Dynamite! Dynamite! went the word through Massachusetts and Connecticut. This was something that the unarmed country had, and that it knew how to use. Even the peaceful farmers had it, and were practiced in handling it, from long work in blowing out stumps and rocks. Irish construction gangs, Italian road-makers, workers of every tongue and race from pits and quarries, joined the New England men.
They blew up a sunken road through which artillery was lumbering. They blasted away a steep bank and buried a troop of cavalry. They blew up a mined road in front of infantry and when it retreated, sprang a second mine under the soldiers’ feet that exterminated a battalion.
Railroads and roads were blown up before advancing troops and behind them. Men blew up bridges and prevented their own escape so that the armed forces caught them as in a trap and slaughtered them at leisure. Viaducts and works were dynamited that never could have been of any use to the enemy. It was formless, systemless destruction--but in that very lack of system lay its danger to the enemy forces.
Had all the men in New England who were engaged in this wild fighting been gathered in one body, the trained, disciplined soldiers could have disposed of them in an action so simple that they might scarcely have named it a skirmish. But this was like a forest fire that, stamped out in one spot, breaks into roaring flame in another. As it sweeps from tree tops to tree tops and creeps underground, and flames out in quick fury miles away, so the warfire raved through Massachusetts and Connecticut to be crushed out only in detail with detailed, bitter work through all that long, hot, dusty day.
_Serious to the Enemy_
It was serious. This uprising of an undisciplined population could not defeat, or even damage seriously, the great army. But it could hamper it. It would force a wide scattering of troops to break down the sporadic opposition. It would make a dangerous country--dangerous in front of the advancing soldiers, dangerous in their rear, continually dangerous around them.
In that sense it was more serious than deliberate, military opposition by the American army would have been. Had the enemy commander faced only a defending army, it would have been a quiet, technical matter of advance guards against advance guards. These pawns in the old game of war would have thrust each other back here, receded before each other there, fighting only when it was forced on them, and so, gradually, properly, they would have cleared the board that the great game might be played.
This incoherent uprising was disorganizing all his tactics. From the western army that had set out to sweep through Connecticut, came
word that everywhere patrols had been attacked. Men in a swift power boat on the Thames River above New London had succeeded in three places in firing on scouting parties with a Hotchkiss rifle, apparently taken from a yacht.
The line north of Norwich along the same river reported four men killed from ambush.

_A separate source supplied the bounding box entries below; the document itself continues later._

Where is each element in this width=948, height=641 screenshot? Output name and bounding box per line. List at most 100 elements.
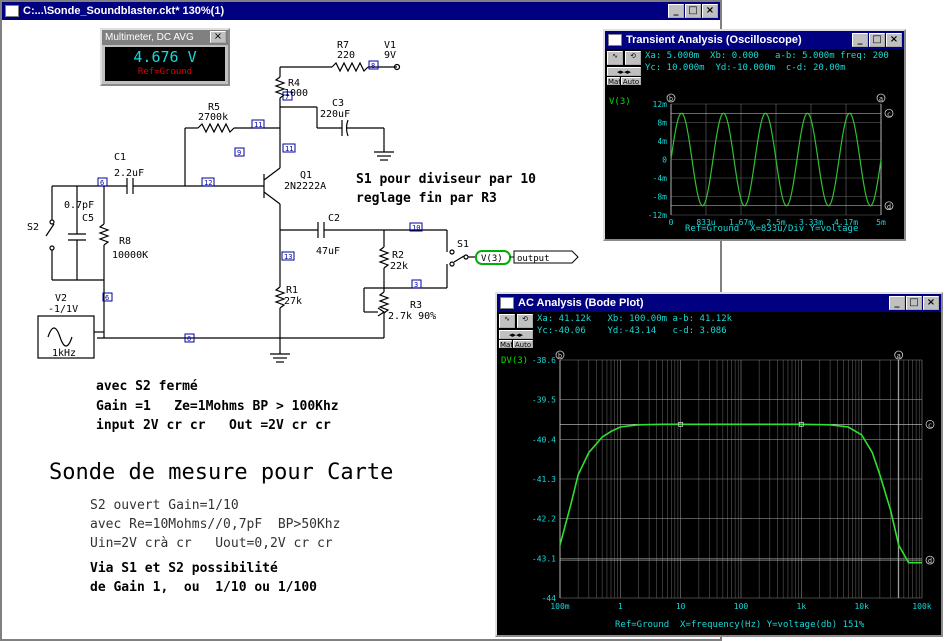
y-tick-label: 8m (657, 119, 667, 128)
document-icon (500, 297, 514, 309)
cursor-marker-label: d (928, 557, 932, 565)
y-tick-label: 0 (662, 156, 667, 165)
r1-name: R1 (286, 285, 299, 296)
ac-footer: Ref=Ground X=frequency(Hz) Y=voltage(db)… (615, 620, 865, 630)
transient-titlebar[interactable]: Transient Analysis (Oscilloscope) _ □ × (605, 31, 904, 49)
note-s1-line1: S1 pour diviseur par 10 (356, 172, 537, 187)
v1-value: 9V (384, 50, 397, 61)
q1-value: 2N2222A (284, 181, 327, 192)
note-s2-open-3: Uin=2V crà cr Uout=0,2V cr cr (90, 536, 333, 551)
maximize-button[interactable]: □ (869, 33, 885, 47)
minimize-button[interactable]: _ (852, 33, 868, 47)
probe-label: V(3) (481, 254, 503, 264)
r8-value: 10000K (112, 250, 149, 261)
c3-value: 220uF (320, 109, 351, 120)
v2-name: V2 (55, 293, 68, 304)
node-label: 8 (371, 62, 375, 70)
close-button[interactable]: × (923, 296, 939, 310)
document-icon (608, 34, 622, 46)
x-tick-label: 100 (734, 602, 749, 611)
meter-value: 4.676 V (133, 48, 197, 66)
r5-value: 2700k (198, 112, 229, 123)
r8-name: R8 (119, 236, 132, 247)
minimize-button[interactable]: _ (668, 4, 684, 18)
x-tick-label: 5m (876, 218, 886, 227)
y-tick-label: -4m (653, 174, 668, 183)
node-label: 10 (412, 224, 420, 232)
x-tick-label: 1 (618, 602, 623, 611)
schematic-titlebar[interactable]: C:...\Sonde_Soundblaster.ckt* 130%(1) _ … (2, 2, 720, 20)
cursor-marker-label: d (887, 203, 891, 211)
transient-display[interactable]: ∿ ⟲ ◂▸◂▸ Mat Auto Xa: 5.000m Xb: 0.000 a… (605, 49, 904, 239)
node-label: 0 (187, 335, 191, 343)
r3-value: 2.7k 90% (388, 311, 437, 322)
schematic-title: C:...\Sonde_Soundblaster.ckt* 130%(1) (23, 5, 225, 17)
note-via-2: de Gain 1, ou 1/10 ou 1/100 (90, 580, 317, 595)
y-tick-label: -8m (653, 193, 668, 202)
transient-footer: Ref=Ground X=833u/Div Y=voltage (685, 224, 859, 234)
node-label: 11 (254, 121, 262, 129)
r7-value: 220 (337, 50, 356, 61)
y-tick-label: -38.6 (532, 356, 556, 365)
ac-title: AC Analysis (Bode Plot) (518, 297, 644, 309)
meter-reference: Ref=Ground (137, 67, 193, 77)
node-label: 9 (237, 149, 241, 157)
note-s2-closed-3: input 2V cr cr Out =2V cr cr (96, 418, 331, 433)
cursor-marker-label: a (897, 352, 901, 360)
transient-title: Transient Analysis (Oscilloscope) (626, 34, 802, 46)
y-tick-label: -42.2 (532, 515, 556, 524)
y-tick-label: -43.1 (532, 554, 556, 563)
node-label: 3 (414, 281, 418, 289)
node-label: 12 (204, 179, 212, 187)
ac-titlebar[interactable]: AC Analysis (Bode Plot) _ □ × (497, 294, 941, 312)
c3-name: C3 (332, 98, 345, 109)
r3-name: R3 (410, 300, 423, 311)
x-tick-label: 0 (669, 218, 674, 227)
close-button[interactable]: × (886, 33, 902, 47)
multimeter-title: Multimeter, DC AVG (105, 32, 194, 43)
cursor-marker-label: c (887, 110, 891, 118)
page-title: Sonde de mesure pour Carte (49, 460, 394, 485)
multimeter-close-button[interactable]: × (210, 31, 226, 43)
q1-name: Q1 (300, 170, 313, 181)
multimeter-titlebar[interactable]: Multimeter, DC AVG × (102, 30, 228, 45)
r2-name: R2 (392, 250, 405, 261)
meter-display: 4.676 V Ref=Ground (105, 47, 225, 81)
y-tick-label: -39.5 (532, 396, 556, 405)
note-s2-closed-2: Gain =1 Ze=1Mohms BP > 100Khz (96, 399, 339, 414)
ac-plot: 100m 1 10 100 1k 10k 100k -38.6 -39.5 -40.4 -41.3 -… (532, 350, 935, 611)
y-tick-label: 12m (653, 100, 668, 109)
note-via-1: Via S1 et S2 possibilité (90, 561, 278, 576)
v2-frequency: 1kHz (52, 348, 77, 359)
node-label: 13 (284, 253, 292, 261)
note-s2-closed-1: avec S2 fermé (96, 379, 198, 394)
x-tick-label: 1k (797, 602, 807, 611)
transient-plot: 0 833u 1.67m 2.5m 3.33m 4.17m 5m12m8m4m0-4m-8m… (648, 93, 894, 227)
y-tick-label: -44 (542, 594, 557, 603)
s2-name: S2 (27, 222, 40, 233)
note-s2-open-1: S2 ouvert Gain=1/10 (90, 498, 239, 513)
output-label: output (517, 254, 550, 264)
maximize-button[interactable]: □ (906, 296, 922, 310)
cursor-marker-label: b (558, 352, 562, 360)
x-tick-label: 10 (676, 602, 686, 611)
c1-name: C1 (114, 152, 127, 163)
y-tick-label: 4m (657, 137, 667, 146)
minimize-button[interactable]: _ (889, 296, 905, 310)
c1-value: 2.2uF (114, 168, 145, 179)
note-s1-line2: reglage fin par R3 (356, 191, 497, 206)
y-tick-label: -40.4 (532, 435, 556, 444)
cursor-marker-label: a (879, 95, 883, 103)
y-tick-label: -41.3 (532, 475, 556, 484)
x-tick-label: 100k (912, 602, 931, 611)
ac-display[interactable]: ∿ ⟲ ◂▸◂▸ Mat Auto Xa: 41.12k Xb: 100.00m… (497, 312, 941, 635)
close-button[interactable]: × (702, 4, 718, 18)
cursor-marker-label: b (669, 95, 673, 103)
x-tick-label: 100m (550, 602, 569, 611)
c5-value: 0.7pF (64, 200, 95, 211)
note-s2-open-2: avec Re=10Mohms//0,7pF BP>50Khz (90, 517, 341, 532)
maximize-button[interactable]: □ (685, 4, 701, 18)
r4-value: 1000 (284, 88, 309, 99)
document-icon (5, 5, 19, 17)
v2-value: -1/1V (48, 304, 79, 315)
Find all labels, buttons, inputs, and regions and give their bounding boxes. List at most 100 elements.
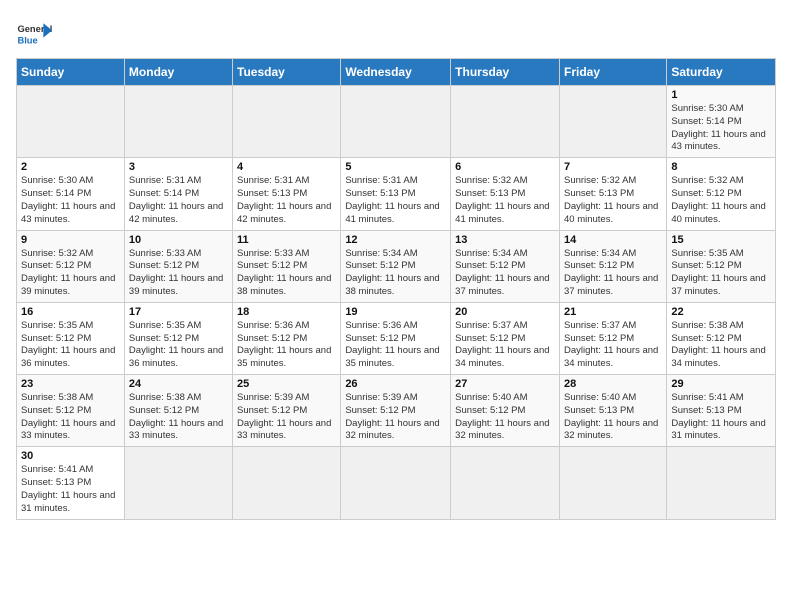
calendar-cell: 25Sunrise: 5:39 AM Sunset: 5:12 PM Dayli… bbox=[233, 375, 341, 447]
day-number: 21 bbox=[564, 306, 662, 318]
calendar-week-5: 23 Sunrise: 5:38 AM Sunset: 5:12 PM Dayli… bbox=[17, 375, 776, 447]
day-number: 18 bbox=[237, 306, 336, 318]
day-number: 2 bbox=[21, 161, 120, 173]
day-number: 23 bbox=[21, 378, 120, 390]
day-number: 25 bbox=[237, 378, 336, 390]
calendar-cell: 17 Sunrise: 5:35 AM Sunset: 5:12 PM Dayli… bbox=[124, 302, 232, 374]
calendar-cell: 24 Sunrise: 5:38 AM Sunset: 5:12 PM Dayli… bbox=[124, 375, 232, 447]
calendar-cell bbox=[341, 86, 451, 158]
weekday-header-wednesday: Wednesday bbox=[341, 59, 451, 86]
day-info: Sunrise: 5:31 AM Sunset: 5:13 PM Dayligh… bbox=[237, 175, 336, 226]
day-info: Sunrise: 5:32 AM Sunset: 5:13 PM Dayligh… bbox=[455, 175, 555, 226]
calendar-cell: 5 Sunrise: 5:31 AM Sunset: 5:13 PM Daylig… bbox=[341, 158, 451, 230]
day-number: 24 bbox=[129, 378, 228, 390]
day-info: Sunrise: 5:38 AM Sunset: 5:12 PM Dayligh… bbox=[21, 392, 120, 443]
calendar-cell: 19 Sunrise: 5:36 AM Sunset: 5:12 PM Dayli… bbox=[341, 302, 451, 374]
calendar-week-3: 9 Sunrise: 5:32 AM Sunset: 5:12 PM Daylig… bbox=[17, 230, 776, 302]
day-number: 17 bbox=[129, 306, 228, 318]
calendar-cell bbox=[233, 447, 341, 519]
calendar-cell: 27 Sunrise: 5:40 AM Sunset: 5:12 PM Dayli… bbox=[451, 375, 560, 447]
logo: General Blue bbox=[16, 16, 56, 52]
weekday-header-thursday: Thursday bbox=[451, 59, 560, 86]
day-info: Sunrise: 5:35 AM Sunset: 5:12 PM Dayligh… bbox=[671, 248, 771, 299]
day-info: Sunrise: 5:35 AM Sunset: 5:12 PM Dayligh… bbox=[129, 320, 228, 371]
day-number: 27 bbox=[455, 378, 555, 390]
calendar-cell: 4 Sunrise: 5:31 AM Sunset: 5:13 PM Daylig… bbox=[233, 158, 341, 230]
calendar-cell: 18 Sunrise: 5:36 AM Sunset: 5:12 PM Dayli… bbox=[233, 302, 341, 374]
calendar-cell: 23 Sunrise: 5:38 AM Sunset: 5:12 PM Dayli… bbox=[17, 375, 125, 447]
day-info: Sunrise: 5:34 AM Sunset: 5:12 PM Dayligh… bbox=[455, 248, 555, 299]
calendar-cell: 29 Sunrise: 5:41 AM Sunset: 5:13 PM Dayli… bbox=[667, 375, 776, 447]
calendar-cell: 10 Sunrise: 5:33 AM Sunset: 5:12 PM Dayli… bbox=[124, 230, 232, 302]
day-info: Sunrise: 5:37 AM Sunset: 5:12 PM Dayligh… bbox=[455, 320, 555, 371]
calendar-cell: 12 Sunrise: 5:34 AM Sunset: 5:12 PM Dayli… bbox=[341, 230, 451, 302]
day-number: 4 bbox=[237, 161, 336, 173]
calendar-cell bbox=[559, 447, 666, 519]
day-number: 20 bbox=[455, 306, 555, 318]
calendar-cell: 3Sunrise: 5:31 AM Sunset: 5:14 PM Daylig… bbox=[124, 158, 232, 230]
calendar-cell: 30 Sunrise: 5:41 AM Sunset: 5:13 PM Dayli… bbox=[17, 447, 125, 519]
calendar-cell: 21 Sunrise: 5:37 AM Sunset: 5:12 PM Dayli… bbox=[559, 302, 666, 374]
day-info: Sunrise: 5:33 AM Sunset: 5:12 PM Dayligh… bbox=[237, 248, 336, 299]
calendar-cell bbox=[667, 447, 776, 519]
calendar-cell: 20 Sunrise: 5:37 AM Sunset: 5:12 PM Dayli… bbox=[451, 302, 560, 374]
calendar-cell: 11Sunrise: 5:33 AM Sunset: 5:12 PM Dayli… bbox=[233, 230, 341, 302]
calendar-cell: 1Sunrise: 5:30 AM Sunset: 5:14 PM Daylig… bbox=[667, 86, 776, 158]
day-info: Sunrise: 5:30 AM Sunset: 5:14 PM Dayligh… bbox=[21, 175, 120, 226]
day-number: 22 bbox=[671, 306, 771, 318]
calendar-week-4: 16 Sunrise: 5:35 AM Sunset: 5:12 PM Dayli… bbox=[17, 302, 776, 374]
day-info: Sunrise: 5:41 AM Sunset: 5:13 PM Dayligh… bbox=[671, 392, 771, 443]
day-info: Sunrise: 5:32 AM Sunset: 5:12 PM Dayligh… bbox=[21, 248, 120, 299]
calendar-header: SundayMondayTuesdayWednesdayThursdayFrid… bbox=[17, 59, 776, 86]
day-info: Sunrise: 5:36 AM Sunset: 5:12 PM Dayligh… bbox=[345, 320, 446, 371]
day-number: 28 bbox=[564, 378, 662, 390]
weekday-header-saturday: Saturday bbox=[667, 59, 776, 86]
weekday-header-tuesday: Tuesday bbox=[233, 59, 341, 86]
day-number: 5 bbox=[345, 161, 446, 173]
calendar-cell: 26Sunrise: 5:39 AM Sunset: 5:12 PM Dayli… bbox=[341, 375, 451, 447]
day-number: 10 bbox=[129, 234, 228, 246]
day-number: 29 bbox=[671, 378, 771, 390]
day-number: 1 bbox=[671, 89, 771, 101]
calendar-week-2: 2 Sunrise: 5:30 AM Sunset: 5:14 PM Daylig… bbox=[17, 158, 776, 230]
day-number: 30 bbox=[21, 450, 120, 462]
day-number: 19 bbox=[345, 306, 446, 318]
calendar-cell: 7Sunrise: 5:32 AM Sunset: 5:13 PM Daylig… bbox=[559, 158, 666, 230]
calendar-cell: 2 Sunrise: 5:30 AM Sunset: 5:14 PM Daylig… bbox=[17, 158, 125, 230]
calendar-cell bbox=[124, 86, 232, 158]
page-header: General Blue bbox=[16, 16, 776, 52]
day-number: 26 bbox=[345, 378, 446, 390]
calendar-cell: 16Sunrise: 5:35 AM Sunset: 5:12 PM Dayli… bbox=[17, 302, 125, 374]
day-info: Sunrise: 5:31 AM Sunset: 5:13 PM Dayligh… bbox=[345, 175, 446, 226]
day-info: Sunrise: 5:37 AM Sunset: 5:12 PM Dayligh… bbox=[564, 320, 662, 371]
calendar-table: SundayMondayTuesdayWednesdayThursdayFrid… bbox=[16, 58, 776, 520]
day-number: 14 bbox=[564, 234, 662, 246]
day-number: 12 bbox=[345, 234, 446, 246]
calendar-week-6: 30 Sunrise: 5:41 AM Sunset: 5:13 PM Dayli… bbox=[17, 447, 776, 519]
day-info: Sunrise: 5:36 AM Sunset: 5:12 PM Dayligh… bbox=[237, 320, 336, 371]
day-info: Sunrise: 5:32 AM Sunset: 5:13 PM Dayligh… bbox=[564, 175, 662, 226]
calendar-cell bbox=[451, 447, 560, 519]
day-info: Sunrise: 5:38 AM Sunset: 5:12 PM Dayligh… bbox=[129, 392, 228, 443]
day-info: Sunrise: 5:41 AM Sunset: 5:13 PM Dayligh… bbox=[21, 464, 120, 515]
day-info: Sunrise: 5:31 AM Sunset: 5:14 PM Dayligh… bbox=[129, 175, 228, 226]
calendar-cell bbox=[233, 86, 341, 158]
day-number: 16 bbox=[21, 306, 120, 318]
calendar-cell: 6Sunrise: 5:32 AM Sunset: 5:13 PM Daylig… bbox=[451, 158, 560, 230]
day-number: 9 bbox=[21, 234, 120, 246]
day-info: Sunrise: 5:34 AM Sunset: 5:12 PM Dayligh… bbox=[564, 248, 662, 299]
day-info: Sunrise: 5:33 AM Sunset: 5:12 PM Dayligh… bbox=[129, 248, 228, 299]
day-info: Sunrise: 5:34 AM Sunset: 5:12 PM Dayligh… bbox=[345, 248, 446, 299]
calendar-cell: 15Sunrise: 5:35 AM Sunset: 5:12 PM Dayli… bbox=[667, 230, 776, 302]
weekday-header-friday: Friday bbox=[559, 59, 666, 86]
calendar-cell bbox=[559, 86, 666, 158]
day-info: Sunrise: 5:40 AM Sunset: 5:12 PM Dayligh… bbox=[455, 392, 555, 443]
calendar-cell: 22Sunrise: 5:38 AM Sunset: 5:12 PM Dayli… bbox=[667, 302, 776, 374]
day-info: Sunrise: 5:32 AM Sunset: 5:12 PM Dayligh… bbox=[671, 175, 771, 226]
calendar-week-1: 1Sunrise: 5:30 AM Sunset: 5:14 PM Daylig… bbox=[17, 86, 776, 158]
weekday-row: SundayMondayTuesdayWednesdayThursdayFrid… bbox=[17, 59, 776, 86]
calendar-cell: 14 Sunrise: 5:34 AM Sunset: 5:12 PM Dayli… bbox=[559, 230, 666, 302]
calendar-cell bbox=[341, 447, 451, 519]
calendar-cell bbox=[451, 86, 560, 158]
calendar-cell: 9 Sunrise: 5:32 AM Sunset: 5:12 PM Daylig… bbox=[17, 230, 125, 302]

At Willimantic there had been firing from mill buildings, which had been destroyed for punishment.
The Commander of the brigade that was advancing on Worcester in Massachusetts from Connecticut had halted his advance, and was asking headquarters if the extent of the disorder were great enough to imperil his communications.
The eastern division, moving on Boston, reported that the patrols had been ordered in from the line North Middleboro--East Middleboro--Plymouth. “Our men can move only in considerable force,” reported the Commander. “Small parties are constantly in danger of being assassinated. The population appears to be in a frenzy. Seven cavalry at Nemasket, engaged in foraging for their horses, were burned alive in a barn. We have fired the town. It is still burning. Have shot ten citizens.”
“My men are getting out of hand,” telegraphed the Commander of a brigade moving toward Mansfield. “Stern reprisals required at once.”
“_Let Them Have It!_”
“Let them have it!” said the Commander-in-Chief.